What is the assumption underlying the linear regression models

i.Derive the least -squares estimates by any parameters of your choice
ii.What is the Regression through the Origin

The assumption underlying linear regression models is that there is a linear relationship between the independent variable(s) and the dependent variable. This assumption means that the relationship can be represented by a straight line.

To derive the least-squares estimates in a linear regression model, you need to minimize the sum of the squared differences between the observed values of the dependent variable and the predicted values from the regression equation. This minimization process is done by adjusting the parameters (coefficients) of the regression equation.

Here's how you can derive the least-squares estimates:

1. Start with a linear regression model equation: Y = β0 + β1X1 + β2X2 + ... + βnXn + ɛ, where Y is the dependent variable, X1, X2, ..., Xn are the independent variables, β0, β1, β2, ..., βn are the parameters (coefficients), and ɛ is the error term.

2. Define the objective function: Minimize the sum of squared errors (SSE) between the observed Y values and the predicted Y values: SSE = Σ(Yi - Ŷi)², where Yi is the observed value of Y and Ŷi is the predicted value of Y based on the regression equation.

3. Differentiate the SSE with respect to each parameter βj (j=0,1,...,n): Set the partial derivatives of SSE with respect to each βj equal to zero. This will give you a system of equations that can be solved simultaneously to find the least-squares estimates.

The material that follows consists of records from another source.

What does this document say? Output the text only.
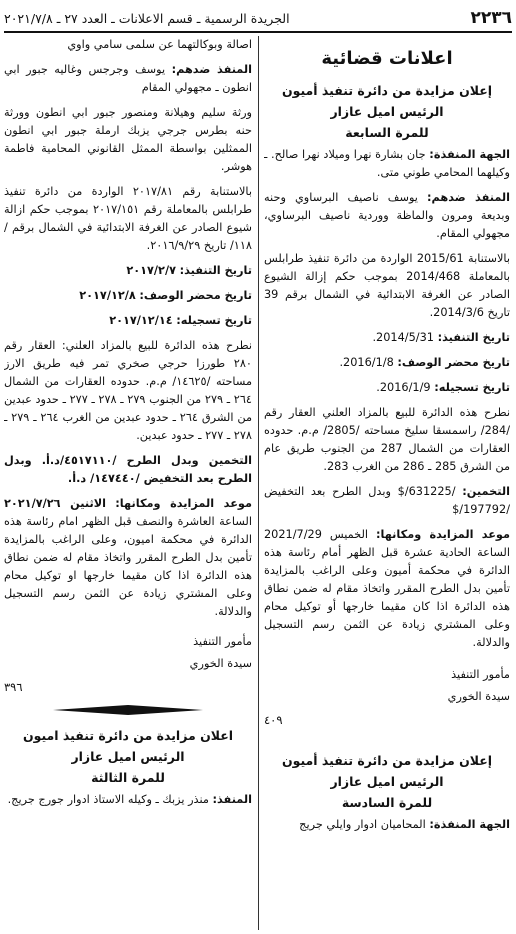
٢٢٣٦
الجريدة الرسمية ـ قسم الاعلانات ـ العدد ٢٧ ـ ٢٠٢١/٧/٨
اعلانات قضائية
إعلان مزايدة من دائرة تنفيذ أميون
الرئيس اميل عازار
للمرة السابعة

الجهة المنفذة: جان بشارة نهرا وميلاد نهرا صالح. ـ وكيلهما المحامي طوني متى.

المنفذ ضدهم: يوسف ناصيف البرساوي وحنه وبديعة ومرون والماظة ووردية ناصيف البرساوي، مجهولي المقام.

بالاستنابة 2015/61 الواردة من دائرة تنفيذ طرابلس بالمعاملة 2014/468 بموجب حكم إزالة الشيوع الصادر عن الغرفة الابتدائية في الشمال برقم 39 تاريخ 2014/3/6.

تاريخ التنفيذ: 2014/5/31.

تاريخ محضر الوصف: 2016/1/8.

تاريخ تسجيله: 2016/1/9.

نطرح هذه الدائرة للبيع بالمزاد العلني العقار رقم /284/ راسمسقا سليخ مساحته /2805/ م.م. حدوده العقارات من الشمال 287 من الجنوب طريق عام من الشرق 285 ـ 286 من الغرب 283.

التخمين: /631225/$ وبدل الطرح بعد التخفيض /197792/$

موعد المزايدة ومكانها: الخميس 2021/7/29 الساعة الحادية عشرة قبل الظهر أمام رئاسة هذه الدائرة في محكمة أميون وعلى الراغب بالمزايدة تأمين بدل الطرح المقرر واتخاذ مقام له ضمن نطاق هذه الدائرة اذا كان مقيما خارجها أو توكيل محام وعلى المشتري زيادة عن الثمن رسم التسجيل والدلالة.

مأمور التنفيذ

سيدة الخوري

٤٠٩
إعلان مزايدة من دائرة تنفيذ أميون
الرئيس اميل عازار
للمرة السادسة

الجهة المنفذة: المحاميان ادوار وايلي جريج

اصالة وبوكالتهما عن سلمى سامي واوي

المنفذ ضدهم: يوسف وجرجس وغاليه جبور ابي انطون ـ مجهولي المقام

ورثة سليم وهيلانة ومنصور جبور ابي انطون وورثة حنه بطرس جرجي يزبك ارملة جبور ابي انطون الممثلين بواسطة الممثل القانوني المحامية فاطمة هوشر.

بالاستنابة رقم ٢٠١٧/٨١ الواردة من دائرة تنفيذ طرابلس بالمعاملة رقم ٢٠١٧/١٥١ بموجب حكم ازالة شيوع الصادر عن الغرفة الابتدائية في الشمال برقم /١١٨/ تاريخ ٢٠١٦/٩/٢٩.

تاريخ التنفيذ: ٢٠١٧/٢/٧

تاريخ محضر الوصف: ٢٠١٧/١٢/٨

تاريخ تسجيله: ٢٠١٧/١٢/١٤

نطرح هذه الدائرة للبيع بالمزاد العلني: العقار رقم ٢٨٠ طورزا حرجي صخري تمر فيه طريق الارز مساحته /١٤٦٢٥/ م.م. حدوده العقارات من الشمال ٢٦٤ ـ ٢٧٩ من الجنوب ٢٧٩ ـ ٢٧٨ ـ ٢٧٧ ـ حدود عبدين من الشرق ٢٦٤ ـ حدود عبدين من الغرب ٢٦٤ ـ ٢٧٩ ـ ٢٧٨ ـ ٢٧٧ ـ حدود عبدين.

التخمين وبدل الطرح /٤٥١٧١١٠/د.أ. وبدل الطرح بعد التخفيض /١٤٧٤٤٠/ د.أ.

موعد المزايدة ومكانها: الاثنين ٢٠٢١/٧/٢٦ الساعة العاشرة والنصف قبل الظهر امام رئاسة هذه الدائرة في محكمة اميون، وعلى الراغب بالمزايدة تأمين بدل الطرح المقرر واتخاذ مقام له ضمن نطاق هذه الدائرة اذا كان مقيما خارجها او توكيل محام وعلى المشتري زيادة عن الثمن رسم التسجيل والدلالة.

مأمور التنفيذ

سيدة الخوري

٣٩٦
اعلان مزايدة من دائرة تنفيذ اميون
الرئيس اميل عازار
للمرة الثالثة

المنفذ: منذر يزبك ـ وكيله الاستاذ ادوار جورج جريج.
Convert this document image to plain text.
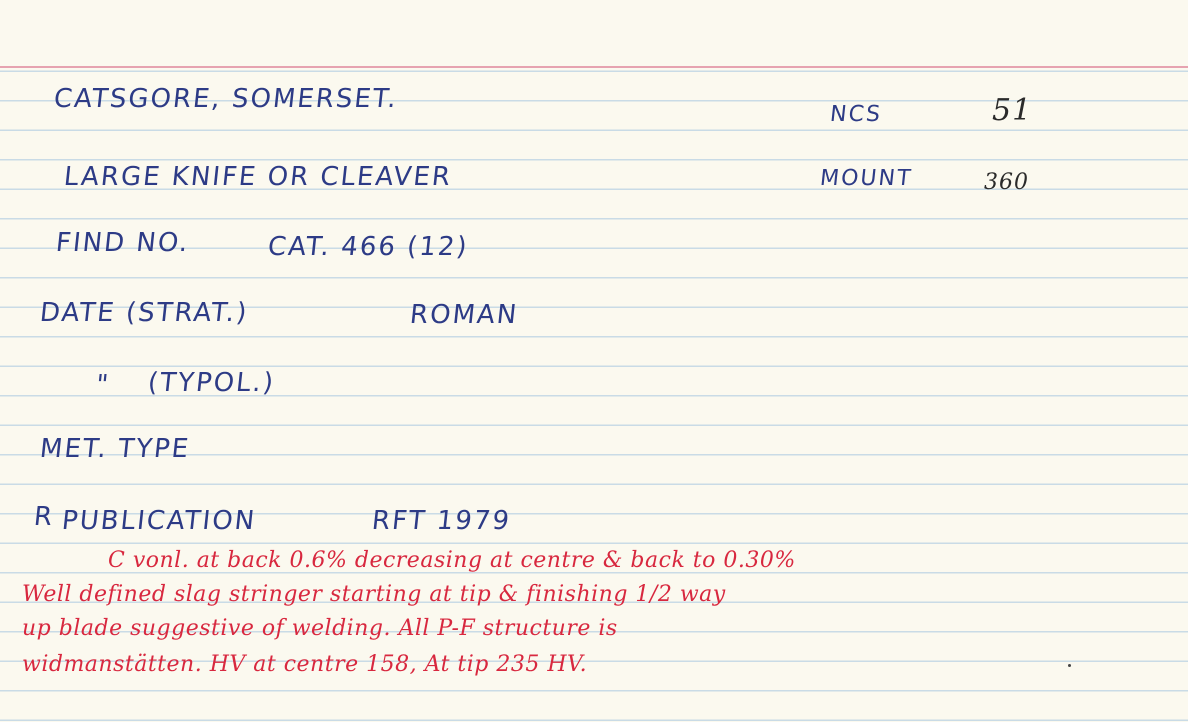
CATSGORE, SOMERSET.
NCS	51
LARGE KNIFE OR CLEAVER	MOUNT	360
FIND NO.	CAT. 466 (12)
DATE (STRAT.)	ROMAN
" (TYPOL.)
MET. TYPE
R PUBLICATION	RFT 1979
C vonl. at back 0.6% decreasing at centre & back to 0.30%
Well defined slag stringer starting at tip & finishing 1/2 way
up blade suggestive of welding. All P-F structure is
widmanstätten. HV at centre 158, At tip 235 HV.
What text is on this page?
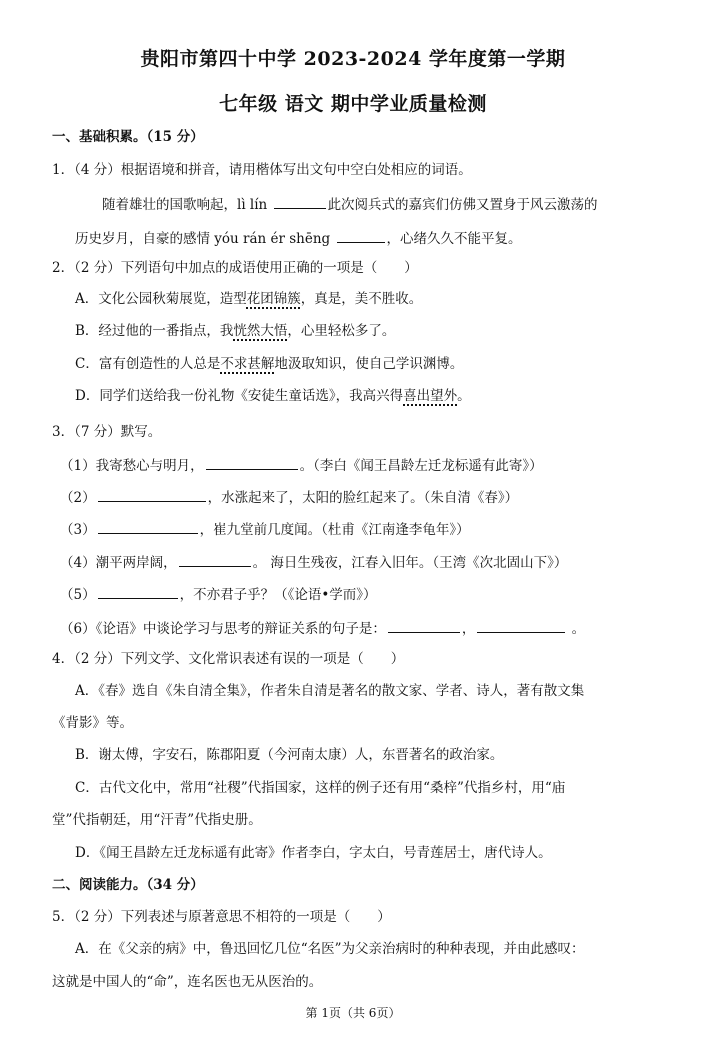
贵阳市第四十中学 2023-2024 学年度第一学期
七年级 语文 期中学业质量检测
一、基础积累。（15 分）
1．（4 分）根据语境和拼音，请用楷体写出文句中空白处相应的词语。
随着雄壮的国歌响起，lì lín	此次阅兵式的嘉宾们仿佛又置身于风云激荡的
历史岁月，自豪的感情 yóu rán ér shēng	，心绪久久不能平复。
2．（2 分）下列语句中加点的成语使用正确的一项是（　　）
A．文化公园秋菊展览，造型花团锦簇，真是，美不胜收。
B．经过他的一番指点，我恍然大悟，心里轻松多了。
C．富有创造性的人总是不求甚解地汲取知识，使自己学识渊博。
D．同学们送给我一份礼物《安徒生童话选》，我高兴得喜出望外。
3．（7 分）默写。
（1）我寄愁心与明月，	。（李白《闻王昌龄左迁龙标遥有此寄》）
（2）	，水涨起来了，太阳的脸红起来了。（朱自清《春》）
（3）	，崔九堂前几度闻。（杜甫《江南逢李龟年》）
（4）潮平两岸阔，	。 海日生残夜，江春入旧年。（王湾《次北固山下》）
（5）	，不亦君子乎？（《论语•学而》）
（6）《论语》中谈论学习与思考的辩证关系的句子是：	，	。
4．（2 分）下列文学、文化常识表述有误的一项是（　　）
A．《春》选自《朱自清全集》，作者朱自清是著名的散文家、学者、诗人，著有散文集
《背影》等。
B．谢太傅，字安石，陈郡阳夏（今河南太康）人，东晋著名的政治家。
C．古代文化中，常用“社稷”代指国家，这样的例子还有用“桑梓”代指乡村，用“庙
堂”代指朝廷，用“汗青”代指史册。
D．《闻王昌龄左迁龙标遥有此寄》作者李白，字太白，号青莲居士，唐代诗人。
二、阅读能力。（34 分）
5．（2 分）下列表述与原著意思不相符的一项是（　　）
A．在《父亲的病》中，鲁迅回忆几位“名医”为父亲治病时的种种表现，并由此感叹：
这就是中国人的“命”，连名医也无从医治的。
第 1页（共 6页）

4. Solve the system of equations: Solve the equations to find the values of β0, β1,..., βn that satisfy the condition of setting the partial derivatives equal to zero. This will give you the least-squares estimates for the parameters.

Regression through the origin, also known as a zero-intercept model, is a special case of linear regression where the regression line is forced to pass through the origin (0,0). In this case, the equation becomes Y = βX, where Y is the dependent variable, X is the independent variable, and β is the coefficient. The assumption is that there is a linear relationship between the variables, but the intercept term is assumed to be zero.

To estimate the parameter β in a regression through the origin model, you can use the same least-squares method described above but with the constraint that β0 = 0. This means that you are only estimating the slope of the regression line, and the intercept is fixed at zero. The goal is still to minimize the sum of squared errors between the observed values of Y and the predicted values from the regression line.